En l’espace des six derniers mois, les résultats de trois scrutins électoraux d’envergure nationale ont démontré la fin de «l’influence telle qu’on l’a toujours connue». Qu’il s’agisse du Brexit, où les partisans du Leave ont été majoritaires ; de l’élection américaine où le candidat Trump l’a emporté au grand dam des experts ; ou encore, en France, où les sondeurs n’avaient pas vu venir la victoire du candidat Fillon à la primaire républicaine. Chacun de ces trois événements présente un résultat disruptif, dans le sens où il était inattendu, mais aussi du fait qu’il contrevenait au souhait de l’establishment.

Le pouvoir en place ne peut plus manipuler facilement les médias

Le système dans lequel le pouvoir en place pouvait jadis utiliser à son avantage les médias pour influencer l’opinion, afin qu’elle reste dans le cadre d’un mode d’expression politiquement correct, est mort. L’opinion en question n’est plus docile et est même capable d’être résiliente. Plus de 200 médias américains soutenaient ouvertement Hillary Clinton.

Pendant la primaire républicaine française, les seules possibilités envisagées par les sondeurs et les éditorialistes étaient un deuxième tour Sarkozy-Juppé. On le voit, le wishfull thinking de la pensée dominante n’est plus suffisant. Or, l’establishment n’est pas prêt à abandonner ainsi cette capacité d’influence.

Le transfert du pouvoir des médias classiques vers Internet est acquis, mais le combat de demain sera une lutte acharnée pour la maîtrise de ce nouvel espace où information et émotion se mélangent. C’est tout l’enjeu de l’influence digitale et de la transformation qui est en cours.

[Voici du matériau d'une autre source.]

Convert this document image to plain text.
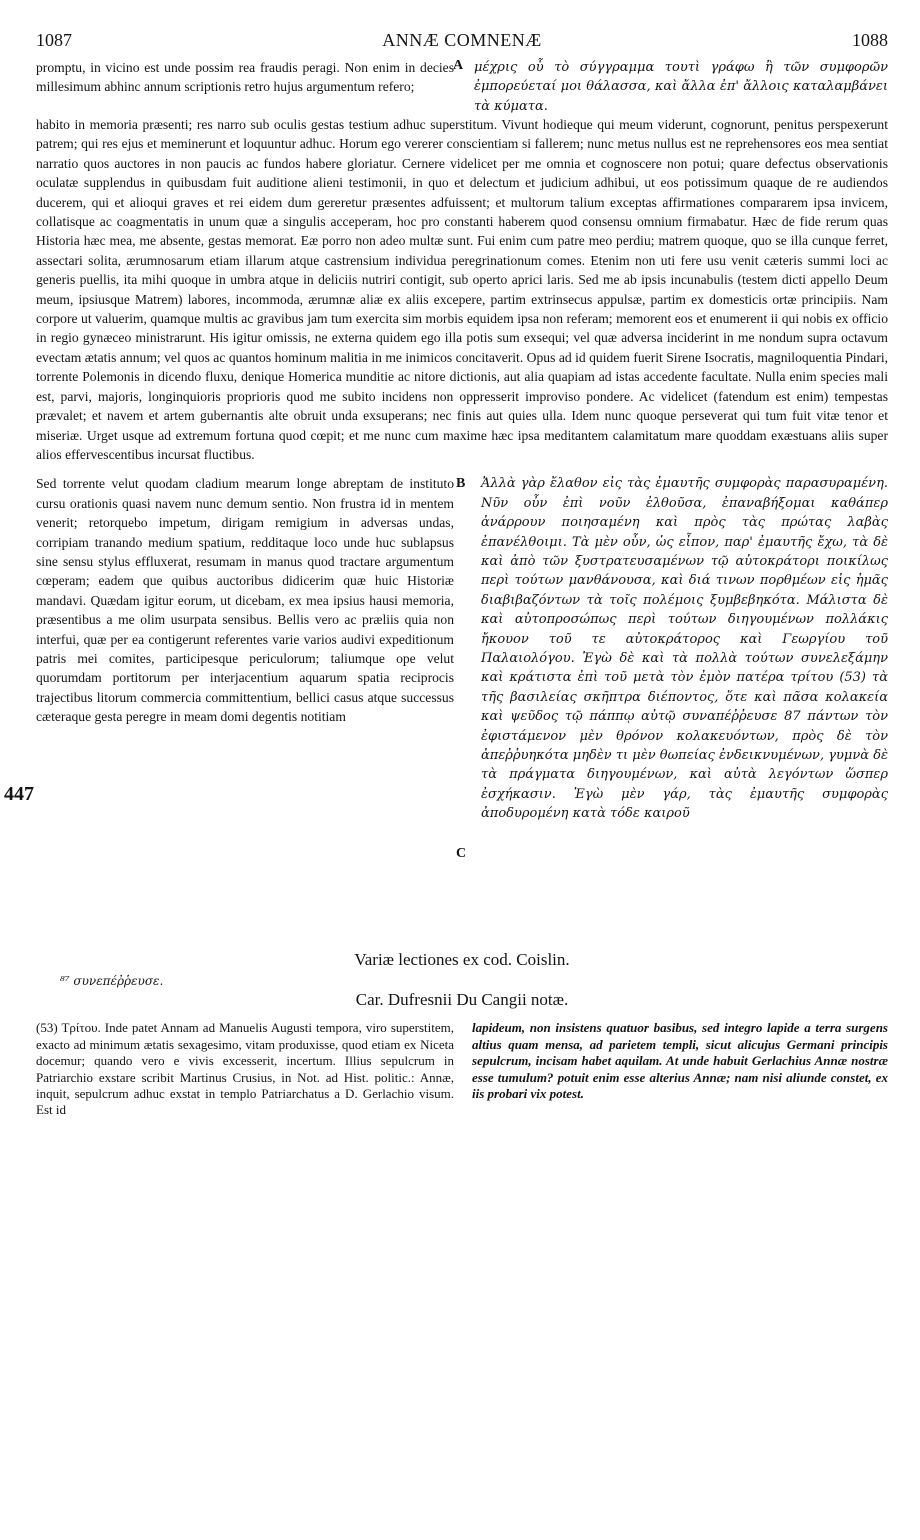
1087	ANNÆ COMNENÆ	1088

promptu, in vicino est unde possim rea fraudis peragi. Non enim in decies millesimum abhinc annum scriptionis retro hujus argumentum refero;

A μέχρις οὗ τὸ σύγγραμμα τουτὶ γράφω ἢ τῶν συμφορῶν ἐμπορεύεταί μοι θάλασσα, καὶ ἄλλα ἐπ' ἄλλοις καταλαμβάνει τὰ κύματα.

habito in memoria præsenti; res narro sub oculis gestas testium adhuc superstitum. Vivunt hodieque qui meum viderunt, cognorunt, penitus perspexerunt patrem; qui res ejus et meminerunt et loquuntur adhuc. Horum ego vererer conscientiam si fallerem; nunc metus nullus est ne reprehensores eos mea sentiat narratio quos auctores in non paucis ac fundos habere gloriatur. Cernere videlicet per me omnia et cognoscere non potui; quare defectus observationis oculatæ supplendus in quibusdam fuit auditione alieni testimonii, in quo et delectum et judicium adhibui, ut eos potissimum quaque de re audiendos ducerem, qui et alioqui graves et rei eidem dum gereretur præsentes adfuissent; et multorum talium exceptas affirmationes compararem ipsa invicem, collatisque ac coagmentatis in unum quæ a singulis acceperam, hoc pro constanti haberem quod consensu omnium firmabatur. Hæc de fide rerum quas Historia hæc mea, me absente, gestas memorat. Eæ porro non adeo multæ sunt. Fui enim cum patre meo perdiu; matrem quoque, quo se illa cunque ferret, assectari solita, ærumnosarum etiam illarum atque castrensium individua peregrinationum comes. Etenim non uti fere usu venit cæteris summi loci ac generis puellis, ita mihi quoque in umbra atque in deliciis nutriri contigit, sub operto aprici laris. Sed me ab ipsis incunabulis (testem dicti appello Deum meum, ipsiusque Matrem) labores, incommoda, ærumnæ aliæ ex aliis excepere, partim extrinsecus appulsæ, partim ex domesticis ortæ principiis. Nam corpore ut valuerim, quamque multis ac gravibus jam tum exercita sim morbis equidem ipsa non referam; memorent eos et enumerent ii qui nobis ex officio in regio gynæceo ministrarunt. His igitur omissis, ne externa quidem ego illa potis sum exsequi; vel quæ adversa inciderint in me nondum supra octavum evectam ætatis annum; vel quos ac quantos hominum malitia in me inimicos concitaverit. Opus ad id quidem fuerit Sirene Isocratis, magniloquentia Pindari, torrente Polemonis in dicendo fluxu, denique Homerica munditie ac nitore dictionis, aut alia quapiam ad istas accedente facultate. Nulla enim species mali est, parvi, majoris, longinquioris proprioris quod me subito incidens non oppresserit improviso pondere. Ac videlicet (fatendum est enim) tempestas prævalet; et navem et artem gubernantis alte obruit unda exsuperans; nec finis aut quies ulla. Idem nunc quoque perseverat qui tum fuit vitæ tenor et miseriæ. Urget usque ad extremum fortuna quod cœpit; et me nunc cum maxime hæc ipsa meditantem calamitatum mare quoddam exæstuans aliis super alios effervescentibus incursat fluctibus.

447

Sed torrente velut quodam cladium mearum longe abreptam de instituto cursu orationis quasi navem nunc demum sentio. Non frustra id in mentem venerit; retorquebo impetum, dirigam remigium in adversas undas, corripiam tranando medium spatium, redditaque loco unde huc sublapsus sine sensu stylus effluxerat, resumam in manus quod tractare argumentum cœperam; eadem que quibus auctoribus didicerim quæ huic Historiæ mandavi. Quædam igitur eorum, ut dicebam, ex mea ipsius hausi memoria, præsentibus a me olim usurpata sensibus. Bellis vero ac præliis quia non interfui, quæ per ea contigerunt referentes varie varios audivi expeditionum patris mei comites, participesque periculorum; taliumque ope velut quorumdam portitorum per interjacentium aquarum spatia reciprocis trajectibus litorum commercia committentium, bellici casus atque successus cæteraque gesta peregre in meam domi degentis notitiam

B
C

Ἀλλὰ γὰρ ἔλαθον εἰς τὰς ἐμαυτῆς συμφορὰς παρασυραμένη. Νῦν οὖν ἐπὶ νοῦν ἐλθοῦσα, ἐπαναβήξομαι καθάπερ ἀνάρρουν ποιησαμένη καὶ πρὸς τὰς πρώτας λαβὰς ἐπανέλθοιμι. Τὰ μὲν οὖν, ὡς εἶπον, παρ' ἐμαυτῆς ἔχω, τὰ δὲ καὶ ἀπὸ τῶν ξυστρατευσαμένων τῷ αὐτοκράτορι ποικίλως περὶ τούτων μανθάνουσα, καὶ διά τινων πορθμέων εἰς ἡμᾶς διαβιβαζόντων τὰ τοῖς πολέμοις ξυμβεβηκότα. Μάλιστα δὲ καὶ αὐτοπροσώπως περὶ τούτων διηγουμένων πολλάκις ἤκουον τοῦ τε αὐτοκράτορος καὶ Γεωργίου τοῦ Παλαιολόγου. Ἐγὼ δὲ καὶ τὰ πολλὰ τούτων συνελεξάμην καὶ κράτιστα ἐπὶ τοῦ μετὰ τὸν ἐμὸν πατέρα τρίτου (53) τὰ τῆς βασιλείας σκῆπτρα διέποντος, ὅτε καὶ πᾶσα κολακεία καὶ ψεῦδος τῷ πάππῳ αὐτῷ συναπέῤῥευσε 87 πάντων τὸν ἐφιστάμενον μὲν θρόνον κολακευόντων, πρὸς δὲ τὸν ἀπεῤῥυηκότα μηδὲν τι μὲν θωπείας ἐνδεικνυμένων, γυμνὰ δὲ τὰ πράγματα διηγουμένων, καὶ αὐτὰ λεγόντων ὥσπερ ἐσχήκασιν. Ἐγὼ μὲν γάρ, τὰς ἐμαυτῆς συμφορὰς ἀποδυρομένη κατὰ τόδε καιροῦ

Variæ lectiones ex cod. Coislin.

⁸⁷ συνεπέῤῥευσε.

Car. Dufresnii Du Cangii notæ.

(53) Τρίτου. Inde patet Annam ad Manuelis Augusti tempora, viro superstitem, exacto ad minimum ætatis sexagesimo, vitam produxisse, quod etiam ex Niceta docemur; quando vero e vivis excesserit, incertum. Illius sepulcrum in Patriarchio exstare scribit Martinus Crusius, in Not. ad Hist. politic.: Annæ, inquit, sepulcrum adhuc exstat in templo Patriarchatus a D. Gerlachio visum. Est id

lapideum, non insistens quatuor basibus, sed integro lapide a terra surgens altius quam mensa, ad parietem templi, sicut alicujus Germani principis sepulcrum, incisam habet aquilam. At unde habuit Gerlachius Annæ nostræ esse tumulum? potuit enim esse alterius Annæ; nam nisi aliunde constet, ex iis probari vix potest.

De la même manière que pour le monde de l’entreprise, on est passé d’un modèle d’organisation en top-down à un modèle horizontal de management, ici on observe que l’influence ne va plus du haut vers le bas, c’est-à-dire de l’establishment vers le public, mais se répand de proche en proche : du blogueur influent, vers sa communauté ; des pages et des groupes Facebook vers les profils ; des comptes Twitter vers leurs followers, etc. Il n’y a plus de mouvement unidirectionnel descendant, mais des courants horizontaux, qui rendent les choses très difficiles à contrôler, car difficile à hiérarchiser.

C’est toujours « la faute aux réseaux sociaux »

L’establishment, constatant les résultats inattendus, a eu, à chaque fois, un espèce de réflexe pavlovien qui a consisté à dire « c’est la faute aux médias sociaux ». Dans le cas du Brexit, on a incriminé la violence du débat sur Twitter. Pour les élections US, on a accusé les fake médias qui auraient contribué à la victoire de Trump. Enfin, dans le cas de la primaire de la droite française, le candidat Juppé s’est plaint d’avoir été victime d’une campagne de dénigrement de la part de la « fachosphère ».

On reporte sur le web et ses imperfections l’incapacité soudaine de contrôler l’information. L’objectif pour le pouvoir en place et qui compte bien y rester, est de trouver une solution pour pouvoir casser cette horizontalité qui fait que chaque citoyen peut disposer d’un pouvoir de communication quasiment infini. Les fake-news sont devenues un nouveau prétexte pour réintroduire la censure.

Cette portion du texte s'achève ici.